More than anything, I want faculty and student affairs educators to be innovative in the manner in which they help learners achieve their educational and career goals. Another ongoing theme and wish that I’ve written and spoken about is the value of collaboration among all parts of the college and university, especially between academic and student affairs.
On this same Sunday morning special, Zakaria interviewed Walter Isaacson whose recent book is on innovators and innovation. I’m paraphrasing, but Isaacson said that in creating his new book he discovered that, more than a facile mind and a willingness to pursue the dreams of one’s imagination, an important element that promotes innovation is collaboration. He said that unlike our image of the lone genius creating something new, those who would be called innovators more often than not worked with others who brought the needed talent to realize a vision.
As I listened to Isaacson talk about his discovery, I was talking back to him and saying “Amen” to his realization.
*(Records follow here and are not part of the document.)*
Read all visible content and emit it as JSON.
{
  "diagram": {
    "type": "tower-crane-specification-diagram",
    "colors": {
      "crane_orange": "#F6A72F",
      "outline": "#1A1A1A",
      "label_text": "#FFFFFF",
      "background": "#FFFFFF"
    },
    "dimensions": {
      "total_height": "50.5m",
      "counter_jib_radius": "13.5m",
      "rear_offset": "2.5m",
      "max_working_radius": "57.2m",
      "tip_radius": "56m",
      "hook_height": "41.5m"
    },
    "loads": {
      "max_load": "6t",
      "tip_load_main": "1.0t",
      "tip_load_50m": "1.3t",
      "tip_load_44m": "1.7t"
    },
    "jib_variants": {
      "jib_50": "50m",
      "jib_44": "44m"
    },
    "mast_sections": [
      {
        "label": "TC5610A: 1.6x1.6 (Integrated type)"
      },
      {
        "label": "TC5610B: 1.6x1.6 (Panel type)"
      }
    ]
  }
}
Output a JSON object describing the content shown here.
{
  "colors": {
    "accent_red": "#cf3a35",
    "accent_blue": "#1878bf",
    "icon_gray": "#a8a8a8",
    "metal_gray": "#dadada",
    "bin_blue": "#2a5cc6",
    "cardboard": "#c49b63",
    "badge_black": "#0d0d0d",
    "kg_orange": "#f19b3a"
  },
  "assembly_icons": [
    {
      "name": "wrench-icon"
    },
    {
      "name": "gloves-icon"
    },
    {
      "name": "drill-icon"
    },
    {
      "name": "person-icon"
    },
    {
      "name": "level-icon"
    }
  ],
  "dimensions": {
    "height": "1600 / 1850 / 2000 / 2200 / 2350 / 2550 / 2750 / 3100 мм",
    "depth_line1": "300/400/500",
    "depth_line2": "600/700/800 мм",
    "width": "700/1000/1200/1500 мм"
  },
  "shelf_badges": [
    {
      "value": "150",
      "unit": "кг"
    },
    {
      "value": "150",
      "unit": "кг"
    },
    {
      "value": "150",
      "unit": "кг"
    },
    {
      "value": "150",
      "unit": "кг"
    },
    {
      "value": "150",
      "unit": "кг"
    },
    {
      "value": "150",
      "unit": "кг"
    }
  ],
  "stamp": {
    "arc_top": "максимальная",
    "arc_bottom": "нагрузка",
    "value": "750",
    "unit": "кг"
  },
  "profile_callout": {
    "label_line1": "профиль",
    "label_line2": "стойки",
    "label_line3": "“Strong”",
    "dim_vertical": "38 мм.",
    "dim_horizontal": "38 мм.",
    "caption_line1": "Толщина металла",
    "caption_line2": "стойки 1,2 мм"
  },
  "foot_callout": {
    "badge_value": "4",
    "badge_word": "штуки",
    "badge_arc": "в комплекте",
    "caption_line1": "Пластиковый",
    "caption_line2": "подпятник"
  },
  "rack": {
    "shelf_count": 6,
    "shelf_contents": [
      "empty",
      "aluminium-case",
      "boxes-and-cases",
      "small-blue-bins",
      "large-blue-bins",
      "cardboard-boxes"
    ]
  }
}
Hearing Isaacson gave me the confirmation I needed to continue my message to academic and student affairs to pull together to innovate in colleges and universities for the sake of learners who need new ways to access the bounty of higher education.
Another guest interviewed by Zakaria for this special was Linda Rottenberg who spoke from her experience of reading thousands of business plans and working with more than a thousand entrepreneurs. Her “aha moment” was that one need not be a creative genius to be an innovator. What one needed to be was a “Doer.”
I loved hearing this because student affairs people often say that they are “Doers.” When there is a problem to be solved or a wrench has been thrown into the best laid plans and everything looks hopeless, two or three student affairs people in the room will tell you, “No worries. We’re student affairs people and we fix problems. We’re doers.”
Hearing these interviews on a Sunday morning was my church that gave me the spirit to keep beating the drum for collaboration, ringing the bell for innovation, and appreciating the work of student affairs professionals.